Стыдно, но в этот миг я испытал облегчение, вспомнив уверенность, с которой Снежневская заявила, что «Орлова» похитителям ни при каких обстоятельствах не отдадут. Это было низкое, недостойное чувство. И я побледнел, осознав, что в этот миг предал бедного маленького Михаила Георгиевича, от которого и так уже все отвернулись. А ведь я всегда считал, что на свете нет ничего отвратительнее предательства. По-моему, худший из грехов – предать поруганию драгоценнейшие из человеческих чувств: любовь и доверие.
Здесь мне сделалось ещё стыдней, потому что я вспомнил, как господин Маса назвал меня тем японским словом. Ури… угримоно?
Я и в самом деле поступил тогда безответственно. И как порядочный человек должен был принести свои извинения.
Пожелав гувернантке успеха в ее трудном и опасном предприятии, я отправился к японцу.
Постучал в дверь, услышал какой-то неразборчивый звук и по некотором размышлении решил расценить его как позволение войти.
Господин Маса сидел на полу, в одном нижнем белье – то есть в том самом наряде, в котором я однажды видел его прыгающим на стену. Перед японцем лежал лист бумаги, на котором фандоринский камердинер старательно выводил кисточкой какие-то замысловатые узоры.
– Сьто нада? – спросил он, покосившись на меня своими узкими злобными глазками.
Меня покоробила грубость тона, однако следовало довести дело до конца. Покойный отец всегда говорил: истинное достоинство не в том, как с тобой поступают другие, а в том, как поступаешь ты сам.
– Господин Маса, – начал я, поклонившись. – Я пришел вам сказать, во-первых, что я не в претензии за полученный от вас удар, ибо вполне заслужил подобное обхождение своим проступком. А во-вторых, я искренне сожалею, что стал невольным виновником срыва плана господина Фандорина. Прошу меня извинить.
Японец церемонно поклонился мне в ответ, не вставая с пола.
– Прошу и меня идзвиничь, – сказал он, – но идзвиничь вас не могу. Вась покорный сруга.
И еще раз поклонился.
Ну, это как угодно, подумал я. Мой долг был исполнен. Я попрощался и вышел.

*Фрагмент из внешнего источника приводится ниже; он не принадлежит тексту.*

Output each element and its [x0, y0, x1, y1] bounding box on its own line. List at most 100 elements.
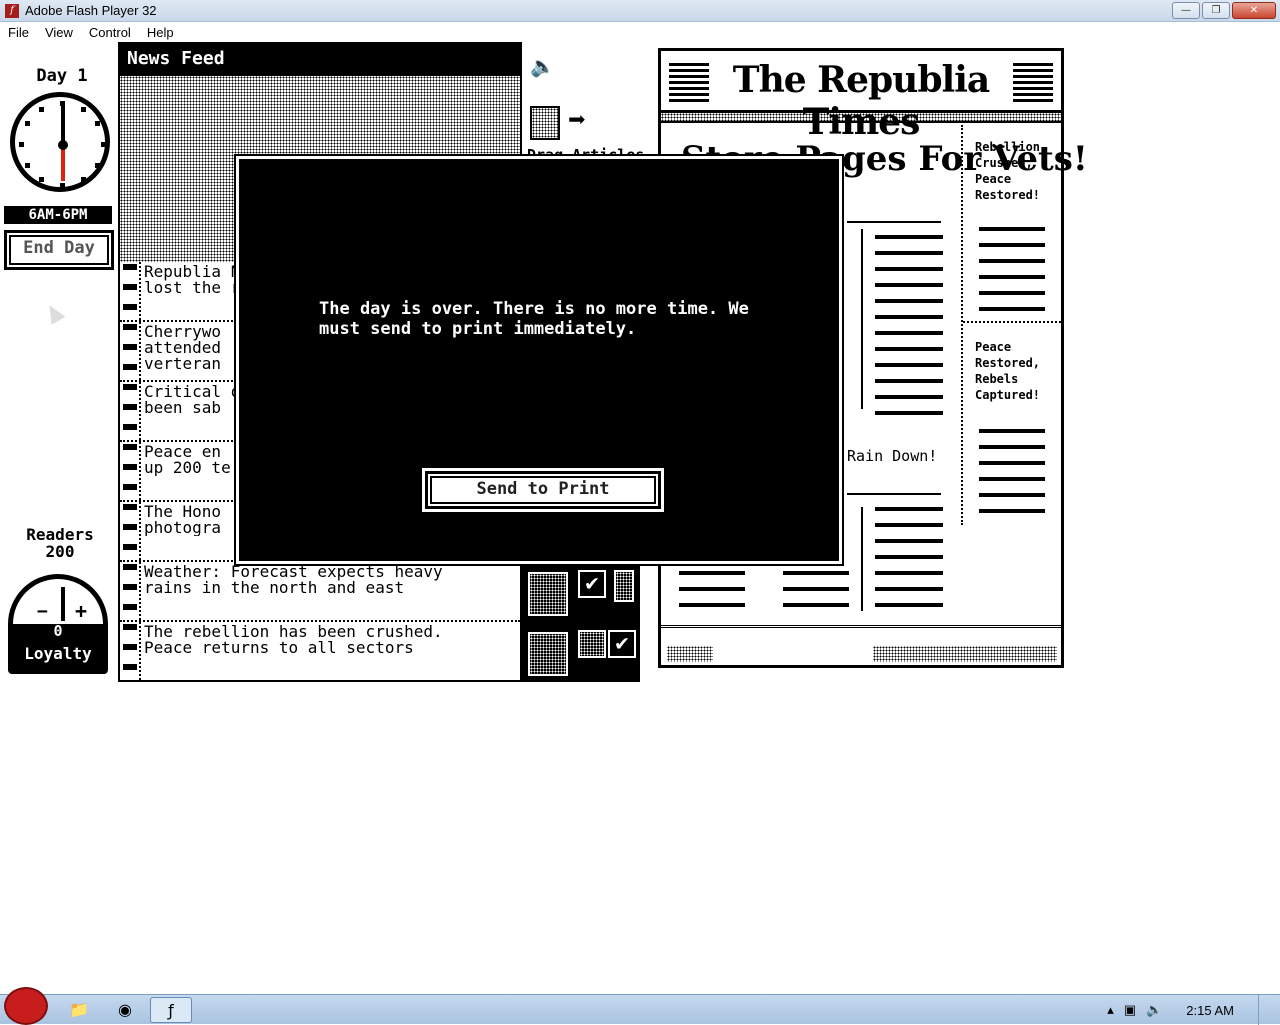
clock-tick [60, 183, 65, 188]
day-over-dialog: The day is over. There is no more time. … [234, 154, 844, 566]
article-slot[interactable] [528, 632, 568, 676]
tape-divider [139, 622, 141, 680]
tape-divider [139, 562, 141, 620]
article-text-lines [875, 235, 943, 415]
layout-icon[interactable] [530, 106, 560, 140]
column-divider [847, 493, 941, 495]
restore-button[interactable]: ❐ [1202, 2, 1230, 19]
minimize-button[interactable]: — [1172, 2, 1200, 19]
window-titlebar: f Adobe Flash Player 32 — ❐ ✕ [0, 0, 1280, 22]
article-slot[interactable] [528, 572, 568, 616]
end-day-button[interactable]: End Day [4, 230, 114, 270]
menu-file[interactable]: File [0, 25, 37, 40]
article-text-lines [875, 507, 943, 617]
clock-tick [81, 107, 86, 112]
news-article[interactable]: Weather: Forecast expects heavy rains in… [120, 562, 520, 622]
loyalty-minus-icon: − [37, 601, 48, 622]
masthead-ornament [669, 63, 709, 103]
rain-headline: Rain Down! [847, 447, 938, 465]
masthead-strip [661, 113, 1061, 123]
clock-icon [10, 92, 110, 192]
show-desktop-button[interactable] [1258, 995, 1270, 1025]
footer-dither [667, 646, 713, 662]
article-slot[interactable] [578, 630, 606, 658]
close-button[interactable]: ✕ [1232, 2, 1276, 19]
flash-app-icon: f [5, 3, 19, 18]
network-icon[interactable]: ▣ [1124, 1002, 1136, 1018]
newspaper-right-column: Rebellion Crushed, Peace Restored! Peace… [961, 125, 1061, 525]
send-to-print-button[interactable]: Send to Print [422, 468, 664, 512]
speaker-icon[interactable]: 🔈 [530, 54, 555, 78]
article-slots: ✔ ✔ [522, 562, 640, 682]
clock-tick [39, 107, 44, 112]
tape-divider [139, 382, 141, 440]
news-feed-title: News Feed [118, 42, 522, 76]
checkmark-icon[interactable]: ✔ [578, 570, 606, 598]
tray-expand-icon[interactable]: ▴ [1107, 1002, 1114, 1018]
readers-value: 200 [45, 542, 75, 561]
windows-taskbar: 📁 ◉ ƒ ▴ ▣ 🔈 2:15 AM [0, 987, 1280, 1025]
flash-player-taskbar-icon[interactable]: ƒ [150, 997, 192, 1023]
newspaper-footer [661, 625, 1061, 665]
menu-help[interactable]: Help [139, 25, 182, 40]
tape-divider [139, 442, 141, 500]
volume-icon[interactable]: 🔈 [1146, 1002, 1162, 1018]
clock-tick [95, 121, 100, 126]
game-canvas: Day 1 6AM-6PM End Day Readers 200 − + 0 … [0, 42, 1088, 687]
system-tray: ▴ ▣ 🔈 2:15 AM [1107, 995, 1280, 1025]
clock-tick [81, 177, 86, 182]
news-article[interactable]: The rebellion has been crushed. Peace re… [120, 622, 520, 682]
masthead-ornament [1013, 63, 1053, 103]
day-label: Day 1 [36, 66, 88, 86]
mouse-cursor-icon [42, 301, 66, 325]
tape-perforation [123, 324, 137, 380]
checkmark-icon[interactable]: ✔ [608, 630, 636, 658]
clock-time[interactable]: 2:15 AM [1186, 1003, 1234, 1018]
tape-perforation [123, 264, 137, 320]
side-story-headline: Peace Restored, Rebels Captured! [975, 340, 1041, 402]
article-slot[interactable] [614, 570, 634, 602]
column-divider [847, 221, 941, 223]
clock-tick [25, 121, 30, 126]
shift-label: 6AM-6PM [4, 206, 112, 224]
column-divider [963, 321, 1061, 323]
readers-label: Readers [26, 525, 94, 544]
right-arrow-icon[interactable]: ➡ [568, 106, 586, 136]
tape-perforation [123, 504, 137, 560]
news-article-text: Weather: Forecast expects heavy rains in… [144, 564, 443, 596]
window-controls: — ❐ ✕ [1172, 2, 1276, 19]
chrome-icon[interactable]: ◉ [104, 997, 146, 1023]
footer-dither [873, 646, 1057, 662]
article-text-lines [979, 429, 1045, 525]
tape-perforation [123, 624, 137, 680]
tape-perforation [123, 564, 137, 620]
clock-hub [58, 140, 68, 150]
loyalty-value: 0 [53, 622, 63, 640]
column-divider [861, 507, 863, 611]
clock-hour-hand [61, 145, 65, 181]
loyalty-gauge: − + 0 Loyalty [8, 574, 108, 674]
start-button-icon[interactable] [4, 987, 48, 1025]
tape-perforation [123, 444, 137, 500]
column-divider [861, 229, 863, 409]
window-title: Adobe Flash Player 32 [25, 3, 157, 18]
news-article-text: The rebellion has been crushed. Peace re… [144, 624, 443, 656]
loyalty-plus-icon: + [75, 599, 88, 623]
folder-icon[interactable]: 📁 [58, 997, 100, 1023]
menu-view[interactable]: View [37, 25, 81, 40]
day-over-message: The day is over. There is no more time. … [319, 299, 749, 339]
clock-tick [39, 177, 44, 182]
loyalty-label: Loyalty [24, 644, 92, 663]
clock-tick [25, 163, 30, 168]
tape-perforation [123, 384, 137, 440]
menu-bar: File View Control Help [0, 22, 1280, 42]
tape-divider [139, 502, 141, 560]
clock-tick [95, 163, 100, 168]
side-story-headline: Rebellion Crushed, Peace Restored! [975, 140, 1041, 202]
newspaper-masthead: The Republia Times [661, 51, 1061, 143]
clock-tick [19, 142, 24, 147]
loyalty-gauge-face: − + [13, 579, 103, 624]
menu-control[interactable]: Control [81, 25, 139, 40]
loyalty-needle [61, 587, 65, 621]
readers-counter: Readers 200 [10, 526, 110, 560]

Нужно было чем-то себя занять до возвращения мадемуазель, чтобы время не тянулось так медленно. Я прошелся по комнатам и в гостиной обратил внимание на ковер, сплошь увешанный кавказским и турецким оружием. Встал на стул, снял кинжал с серебряной насечкой, провел пальцем. Ножны оказались чисты, ни пылинки. Мне стало интересно, хватает ли у Сомова дотошности, чтобы следить не только за ножнами, но и за клинком.
Я медленно вытянул лезвие, подышал на него, посмотрел на свет. Так и есть – разводы. А если кто-нибудь из гостей так же вот возьмет полюбопытствовать? Выйдет неловко. Все-таки Сомову до настоящего дворецкого еще далеко, определил я и, признаться, ощутил некоторое внутреннее удовлетворение.
Раздались странные, шлепающие шаги. Я обернулся, все еще стоя на стуле, и увидел господина Масу. Он был в том же японском исподнем и вовсе без обуви. О, господи, что он себе позволяет! Разгуливать по дому в этаком виде!